Steven barged into my office without knocking just then, his face red. “Ofosua, I wanted to talk with you immediately after the launch, because that’s the best time to debrief, and then you disappear.” He lifted a brow at Brian. “Everything all right?”

Brian gave him a wide, confident grin. “Relax, Steven. I’m just having a conversation with your bright young star here.”

“Or were you trying to poach her?” Steven laughed as if that couldn’t possibly be what was happening.

Brian’s easy expression didn’t change. “Can you blame me?”

“ I was just joking, Brian. Let’s be serious now. After everything I’ve done for her, she wouldn’t dare run off to Hollywood, would you, Ofosua?”

“Mr. Drake. I haven’t made any decisions yet.”

“I see. Well. Hmph. Well.” He straightened up in my doorway as a look of distaste settled on his face. “Don’t think you’ll be able to come running back to Drake when you discover that television is not the same as books.”

My stomach fell. “Sir, I wouldn’t… I’m not… This is not that.”

Brian Cosmos did me no favors by laughing out loud. “First and foremost, Ofosua hasn’t said yes. And this was my idea, not hers.”

Steven turned to glower at me. “Normally, I’d save this for a private discussion, but as that’s not possible now, I hope you’ll still hear me. Mahogany Prose was specifically built for you. No editor would throw that opportunity away, least of all one so young. Your publishing career is all but made.”

I had to laugh then. “Was Mahogany Prose built for me ? Really? And here I thought we were diversifying at Drake because you needed Cosmos to invest. Did I miss something?”

Steven glared. “That’s called business, Ofosua.”

“Of course it is. Look, I haven’t said yes to anything.”

“If you take some nonsense job in Hollywood, you’ll be seriously damaging your future career prospects in book publishing. I hope you realize that.”

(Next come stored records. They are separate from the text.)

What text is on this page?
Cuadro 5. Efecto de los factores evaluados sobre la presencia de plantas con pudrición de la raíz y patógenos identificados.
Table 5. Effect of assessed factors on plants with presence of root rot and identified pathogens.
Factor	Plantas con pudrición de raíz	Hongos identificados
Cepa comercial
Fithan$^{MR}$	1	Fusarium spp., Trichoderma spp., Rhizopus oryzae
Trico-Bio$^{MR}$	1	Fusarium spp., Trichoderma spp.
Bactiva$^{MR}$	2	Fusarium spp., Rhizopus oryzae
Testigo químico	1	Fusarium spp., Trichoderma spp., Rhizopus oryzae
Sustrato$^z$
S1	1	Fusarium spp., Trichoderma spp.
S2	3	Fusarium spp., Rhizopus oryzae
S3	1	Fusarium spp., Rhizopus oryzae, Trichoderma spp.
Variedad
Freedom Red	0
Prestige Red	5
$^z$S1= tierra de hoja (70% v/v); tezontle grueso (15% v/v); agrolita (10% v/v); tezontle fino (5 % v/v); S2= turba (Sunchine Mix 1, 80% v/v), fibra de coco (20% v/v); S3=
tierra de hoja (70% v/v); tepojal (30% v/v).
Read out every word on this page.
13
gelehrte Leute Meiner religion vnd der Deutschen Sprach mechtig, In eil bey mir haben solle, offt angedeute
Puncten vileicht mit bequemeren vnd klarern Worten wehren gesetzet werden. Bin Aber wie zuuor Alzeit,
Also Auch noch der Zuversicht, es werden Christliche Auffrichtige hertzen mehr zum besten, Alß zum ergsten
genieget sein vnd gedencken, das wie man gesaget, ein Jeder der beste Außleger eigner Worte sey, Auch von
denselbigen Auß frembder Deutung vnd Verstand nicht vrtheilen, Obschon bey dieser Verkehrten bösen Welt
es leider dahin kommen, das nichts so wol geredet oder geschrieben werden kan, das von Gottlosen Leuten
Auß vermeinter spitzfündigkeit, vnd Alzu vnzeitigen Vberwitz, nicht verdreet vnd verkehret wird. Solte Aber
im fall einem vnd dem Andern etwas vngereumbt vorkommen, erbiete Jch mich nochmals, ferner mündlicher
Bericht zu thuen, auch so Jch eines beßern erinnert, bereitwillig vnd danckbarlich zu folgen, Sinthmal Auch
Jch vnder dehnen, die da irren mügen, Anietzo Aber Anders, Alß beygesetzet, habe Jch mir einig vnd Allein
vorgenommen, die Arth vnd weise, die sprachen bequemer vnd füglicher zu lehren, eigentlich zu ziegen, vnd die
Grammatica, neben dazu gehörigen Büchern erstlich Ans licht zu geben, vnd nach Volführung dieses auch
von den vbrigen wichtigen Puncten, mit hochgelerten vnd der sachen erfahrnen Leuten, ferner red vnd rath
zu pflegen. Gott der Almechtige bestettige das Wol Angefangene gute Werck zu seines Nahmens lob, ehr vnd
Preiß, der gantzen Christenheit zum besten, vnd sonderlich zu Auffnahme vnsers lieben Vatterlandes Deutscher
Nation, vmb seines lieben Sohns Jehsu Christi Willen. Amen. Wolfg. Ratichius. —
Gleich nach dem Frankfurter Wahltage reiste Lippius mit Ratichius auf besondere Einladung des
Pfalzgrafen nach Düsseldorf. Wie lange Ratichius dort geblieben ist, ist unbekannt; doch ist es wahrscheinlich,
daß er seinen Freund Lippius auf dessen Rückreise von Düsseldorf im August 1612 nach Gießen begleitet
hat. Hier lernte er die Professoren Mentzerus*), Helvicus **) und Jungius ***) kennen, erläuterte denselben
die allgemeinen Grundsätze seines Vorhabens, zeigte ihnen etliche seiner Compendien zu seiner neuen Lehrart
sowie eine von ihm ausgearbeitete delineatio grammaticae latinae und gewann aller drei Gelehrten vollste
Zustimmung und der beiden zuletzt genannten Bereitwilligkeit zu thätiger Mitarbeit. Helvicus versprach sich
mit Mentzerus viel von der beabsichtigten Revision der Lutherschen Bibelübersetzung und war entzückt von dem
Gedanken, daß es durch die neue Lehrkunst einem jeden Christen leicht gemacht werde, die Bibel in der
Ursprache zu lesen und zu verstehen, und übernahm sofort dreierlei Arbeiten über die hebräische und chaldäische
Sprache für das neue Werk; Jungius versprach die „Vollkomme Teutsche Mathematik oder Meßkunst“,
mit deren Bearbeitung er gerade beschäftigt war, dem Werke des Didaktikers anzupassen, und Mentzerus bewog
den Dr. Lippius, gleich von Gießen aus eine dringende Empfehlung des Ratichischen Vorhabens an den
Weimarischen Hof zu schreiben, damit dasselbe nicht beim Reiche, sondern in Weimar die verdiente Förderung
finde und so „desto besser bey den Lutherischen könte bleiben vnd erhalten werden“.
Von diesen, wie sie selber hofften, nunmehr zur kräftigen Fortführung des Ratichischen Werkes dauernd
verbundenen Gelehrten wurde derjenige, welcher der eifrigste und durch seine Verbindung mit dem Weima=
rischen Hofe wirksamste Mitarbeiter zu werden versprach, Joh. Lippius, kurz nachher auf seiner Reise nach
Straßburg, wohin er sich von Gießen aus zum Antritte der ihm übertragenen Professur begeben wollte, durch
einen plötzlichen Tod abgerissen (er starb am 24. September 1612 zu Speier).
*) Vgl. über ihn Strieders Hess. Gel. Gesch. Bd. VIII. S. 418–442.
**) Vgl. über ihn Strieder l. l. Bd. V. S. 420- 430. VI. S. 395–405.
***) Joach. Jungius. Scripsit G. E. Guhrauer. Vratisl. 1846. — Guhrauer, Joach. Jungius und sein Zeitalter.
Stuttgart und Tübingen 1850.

My breath caught. Was Steven Drake threatening me? “Thank you, sir. I appreciate your honesty.” I turned to Brian. “And thank you for giving me the opportunity to see the truth about my employment here for myself. I’m more than happy to accept your offer.”

Brian’s eyes went wide. “What?”

“Yeah.” I grabbed one of the Post-its on top of my stack of presentation materials, put my number on it, and handed it over. “I think I just quit my job, so you’ll want to call me on my cell to make arrangements.”

Cosmos gave me a beaming smile, his almost-too-white teeth setting off his sandy brown skin. “Ofosua, you are not going to regret this.”

I glanced at Steven, who glowered. “Thank you for everything you’ve done for me, Mr. Drake. It’s been an education.”

And with that, I walked away from Drake Publishing.